Так ли это на самом деле? Он ни разу напрямую не спрашивал об этом Канну. Супруги разошлись. Дочь потеряла мать. Или — раньше обычного вышла из-под ее опеки. Для школьницы жизнь ее не вполне обычна. Наверно, скоро она и из-под опеки отца уйдет. Будет жить одна, вполне довольная, найдет себе хорошую работу, иногда из чувства долга будет встречаться с отцом. Может быть, уедет за границу…
Однажды, на распутье, сделав свой выбор, не перестаешь гадать, куда бы вывела тебя другая дорога. Если бы дочь росла с матерью, какой бы она стала? Неизвестно. Но никто не делает выбора, загодя взвесив все «за» и «против». Завидует ли Канна детям из обычных семей? Фумихико не имел ни малейшего представления.

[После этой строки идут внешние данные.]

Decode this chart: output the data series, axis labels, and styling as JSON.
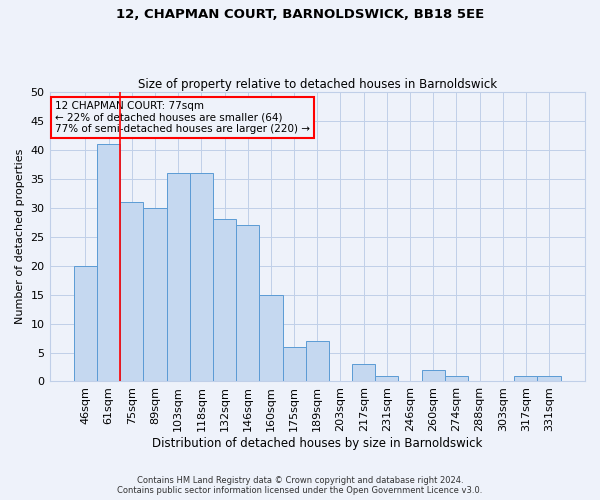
{
  "title1": "12, CHAPMAN COURT, BARNOLDSWICK, BB18 5EE",
  "title2": "Size of property relative to detached houses in Barnoldswick",
  "xlabel": "Distribution of detached houses by size in Barnoldswick",
  "ylabel": "Number of detached properties",
  "footer1": "Contains HM Land Registry data © Crown copyright and database right 2024.",
  "footer2": "Contains public sector information licensed under the Open Government Licence v3.0.",
  "categories": [
    "46sqm",
    "61sqm",
    "75sqm",
    "89sqm",
    "103sqm",
    "118sqm",
    "132sqm",
    "146sqm",
    "160sqm",
    "175sqm",
    "189sqm",
    "203sqm",
    "217sqm",
    "231sqm",
    "246sqm",
    "260sqm",
    "274sqm",
    "288sqm",
    "303sqm",
    "317sqm",
    "331sqm"
  ],
  "values": [
    20,
    41,
    31,
    30,
    36,
    36,
    28,
    27,
    15,
    6,
    7,
    0,
    3,
    1,
    0,
    2,
    1,
    0,
    0,
    1,
    1
  ],
  "bar_color": "#c5d8f0",
  "bar_edge_color": "#5b9bd5",
  "red_line_index": 2,
  "ylim": [
    0,
    50
  ],
  "yticks": [
    0,
    5,
    10,
    15,
    20,
    25,
    30,
    35,
    40,
    45,
    50
  ],
  "annotation_title": "12 CHAPMAN COURT: 77sqm",
  "annotation_line1": "← 22% of detached houses are smaller (64)",
  "annotation_line2": "77% of semi-detached houses are larger (220) →",
  "bg_color": "#eef2fa",
  "grid_color": "#c0cfe8"
}
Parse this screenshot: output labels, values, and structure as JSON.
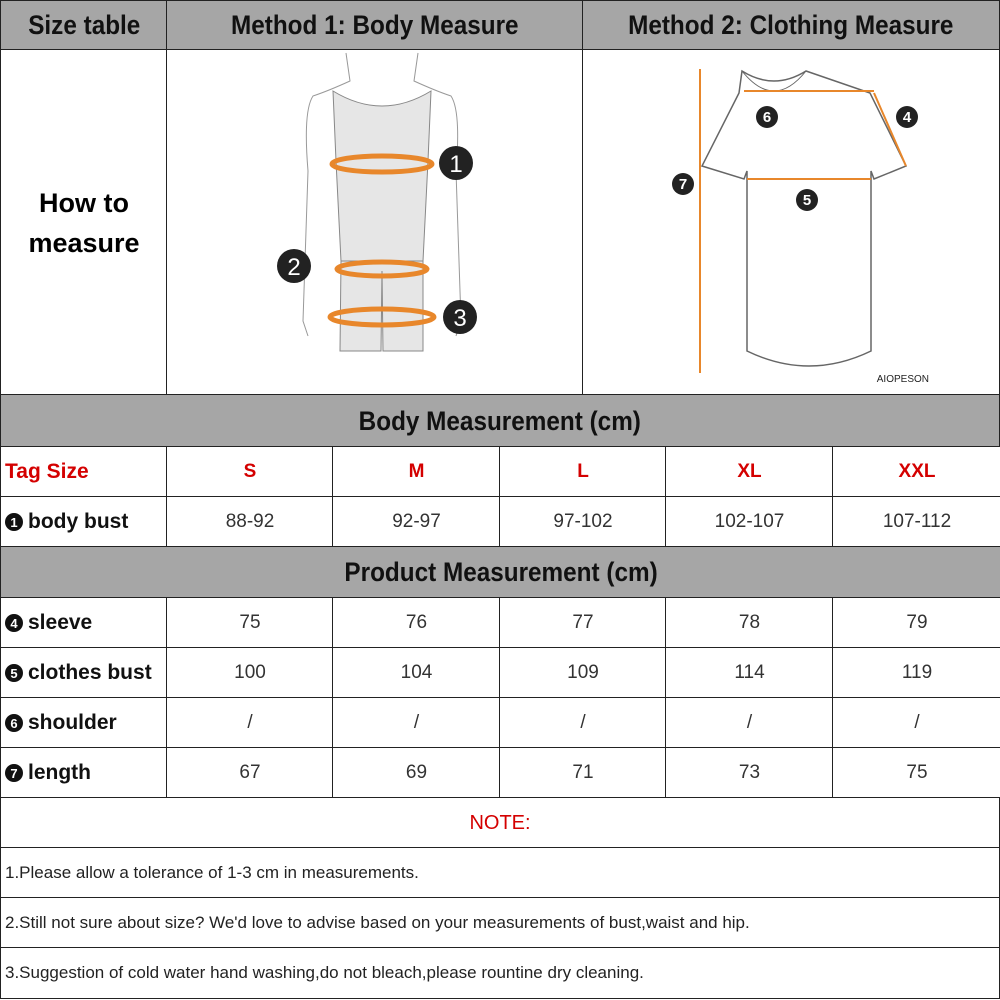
{
  "header": {
    "col1": "Size table",
    "col2": "Method 1: Body  Measure",
    "col3": "Method 2: Clothing Measure"
  },
  "how_to": {
    "line1": "How to",
    "line2": "measure",
    "brand": "AIOPESON",
    "accent": "#e8872b"
  },
  "body_section": {
    "title": "Body Measurement (cm)",
    "tag_label": "Tag Size",
    "sizes": [
      "S",
      "M",
      "L",
      "XL",
      "XXL"
    ],
    "rows": [
      {
        "num": "1",
        "label": "body bust",
        "values": [
          "88-92",
          "92-97",
          "97-102",
          "102-107",
          "107-112"
        ]
      }
    ]
  },
  "product_section": {
    "title": "Product Measurement (cm)",
    "rows": [
      {
        "num": "4",
        "label": "sleeve",
        "values": [
          "75",
          "76",
          "77",
          "78",
          "79"
        ]
      },
      {
        "num": "5",
        "label": "clothes bust",
        "values": [
          "100",
          "104",
          "109",
          "114",
          "119"
        ]
      },
      {
        "num": "6",
        "label": "shoulder",
        "values": [
          "/",
          "/",
          "/",
          "/",
          "/"
        ]
      },
      {
        "num": "7",
        "label": "length",
        "values": [
          "67",
          "69",
          "71",
          "73",
          "75"
        ]
      }
    ]
  },
  "notes": {
    "title": "NOTE:",
    "items": [
      "1.Please allow a tolerance of 1-3 cm in measurements.",
      "2.Still not sure about size? We'd love to advise based on your measurements of bust,waist and hip.",
      "3.Suggestion of cold water hand washing,do not bleach,please rountine dry cleaning."
    ]
  }
}
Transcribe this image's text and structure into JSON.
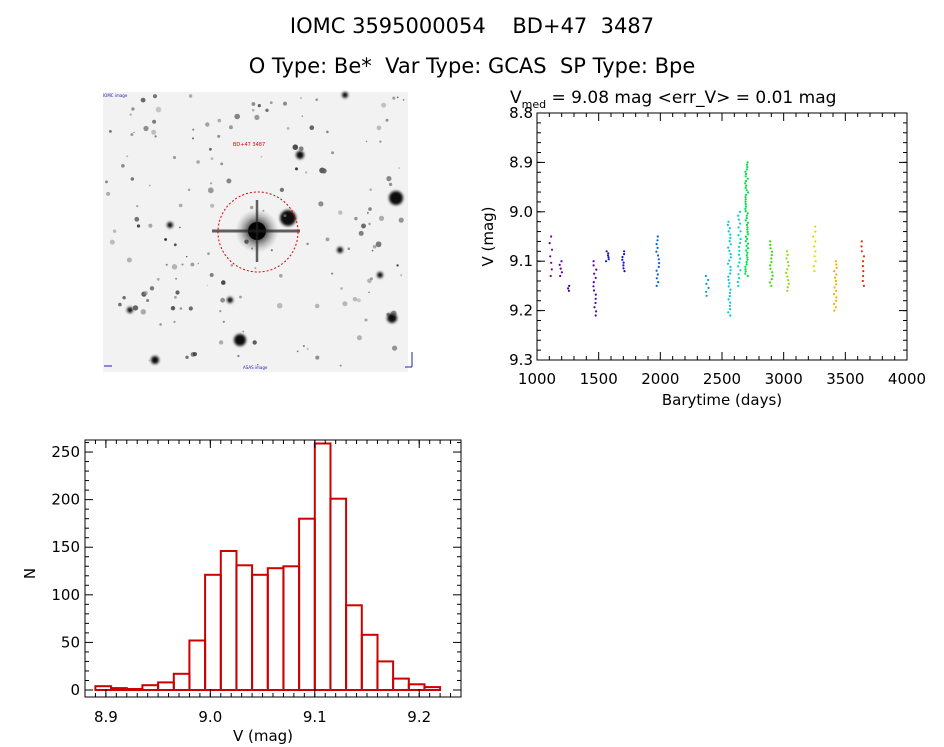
{
  "header": {
    "title_line1": "IOMC 3595000054    BD+47  3487",
    "title_line2": "O Type: Be*  Var Type: GCAS  SP Type: Bpe"
  },
  "colors": {
    "histogram": "#cc0000",
    "axes": "#000000",
    "season_colors": [
      "#7a0099",
      "#5a00a8",
      "#3300b0",
      "#1a1ab8",
      "#1010cc",
      "#0060dd",
      "#00a0dd",
      "#00c8e0",
      "#00d8b0",
      "#00e040",
      "#30e000",
      "#8ce000",
      "#d8e000",
      "#f0b000",
      "#f07800",
      "#e03000"
    ]
  },
  "image_panel": {
    "top_left_label": "IOMC image",
    "target_label": "BD+47 3487",
    "bottom_label": "ASAS image",
    "circle_color": "#dd0000"
  },
  "chart_data": [
    {
      "type": "scatter",
      "title": "V",
      "title_sub": "med",
      "title_rest": " = 9.08 mag <err_V> = 0.01 mag",
      "xlabel": "Barytime (days)",
      "ylabel": "V (mag)",
      "xlim": [
        1000,
        4000
      ],
      "ylim": [
        9.3,
        8.8
      ],
      "y_inverted": true,
      "xticks": [
        1000,
        1500,
        2000,
        2500,
        3000,
        3500,
        4000
      ],
      "yticks": [
        8.8,
        8.9,
        9.0,
        9.1,
        9.2,
        9.3
      ],
      "ytick_labels": [
        "8.8",
        "8.9",
        "9.0",
        "9.1",
        "9.2",
        "9.3"
      ],
      "groups": [
        {
          "x": 1110,
          "ymin": 9.05,
          "ymax": 9.13,
          "n": 7,
          "color_index": 0
        },
        {
          "x": 1190,
          "ymin": 9.1,
          "ymax": 9.13,
          "n": 5,
          "color_index": 1
        },
        {
          "x": 1250,
          "ymin": 9.15,
          "ymax": 9.16,
          "n": 3,
          "color_index": 2
        },
        {
          "x": 1470,
          "ymin": 9.1,
          "ymax": 9.21,
          "n": 14,
          "color_index": 1
        },
        {
          "x": 1570,
          "ymin": 9.08,
          "ymax": 9.1,
          "n": 6,
          "color_index": 3
        },
        {
          "x": 1700,
          "ymin": 9.08,
          "ymax": 9.12,
          "n": 8,
          "color_index": 4
        },
        {
          "x": 1980,
          "ymin": 9.05,
          "ymax": 9.15,
          "n": 14,
          "color_index": 5
        },
        {
          "x": 2380,
          "ymin": 9.13,
          "ymax": 9.17,
          "n": 6,
          "color_index": 6
        },
        {
          "x": 2560,
          "ymin": 9.02,
          "ymax": 9.21,
          "n": 30,
          "color_index": 7
        },
        {
          "x": 2640,
          "ymin": 9.0,
          "ymax": 9.15,
          "n": 20,
          "color_index": 8
        },
        {
          "x": 2700,
          "ymin": 8.9,
          "ymax": 9.13,
          "n": 50,
          "color_index": 9
        },
        {
          "x": 2900,
          "ymin": 9.06,
          "ymax": 9.15,
          "n": 14,
          "color_index": 10
        },
        {
          "x": 3030,
          "ymin": 9.08,
          "ymax": 9.16,
          "n": 12,
          "color_index": 11
        },
        {
          "x": 3250,
          "ymin": 9.03,
          "ymax": 9.12,
          "n": 10,
          "color_index": 12
        },
        {
          "x": 3420,
          "ymin": 9.1,
          "ymax": 9.2,
          "n": 16,
          "color_index": 13
        },
        {
          "x": 3640,
          "ymin": 9.06,
          "ymax": 9.15,
          "n": 10,
          "color_index": 15
        }
      ]
    },
    {
      "type": "bar",
      "subtype": "histogram",
      "xlabel": "V (mag)",
      "ylabel": "N",
      "xlim": [
        8.88,
        9.24
      ],
      "ylim": [
        0,
        270
      ],
      "xticks": [
        8.9,
        9.0,
        9.1,
        9.2
      ],
      "xtick_labels": [
        "8.9",
        "9.0",
        "9.1",
        "9.2"
      ],
      "yticks": [
        0,
        50,
        100,
        150,
        200,
        250
      ],
      "bin_edges": [
        8.89,
        8.905,
        8.92,
        8.935,
        8.95,
        8.965,
        8.98,
        8.995,
        9.01,
        9.025,
        9.04,
        9.055,
        9.07,
        9.085,
        9.1,
        9.115,
        9.13,
        9.145,
        9.16,
        9.175,
        9.19,
        9.205,
        9.22
      ],
      "values": [
        4,
        2,
        1,
        5,
        8,
        17,
        52,
        121,
        146,
        131,
        121,
        128,
        130,
        180,
        259,
        201,
        89,
        58,
        30,
        12,
        6,
        3
      ]
    }
  ]
}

В ту ночь после ресторана они отправились еще выпить. Пили допоздна, не чувствуя опьянения. Много говорили на разные темы. Кукин настоял, чтобы он называл его Павел. Потом подробно рассказал о своей извилистой жизни, о своем детстве в Иркутске, о переезде в Москву и возвращении в Иркутск, о долгом пребывании в Ленинграде и командировке в Японию. Чем больше он пил, тем чаще в его японскую речь вкрапливались русские слова. Японские согласные, похожие на обструганные бруски, до блеска отшлифованные хвощом[12], постепенно уступали литой бронзе русских согласных. Однако грамматика и словарный запас оставались на прежнем уровне.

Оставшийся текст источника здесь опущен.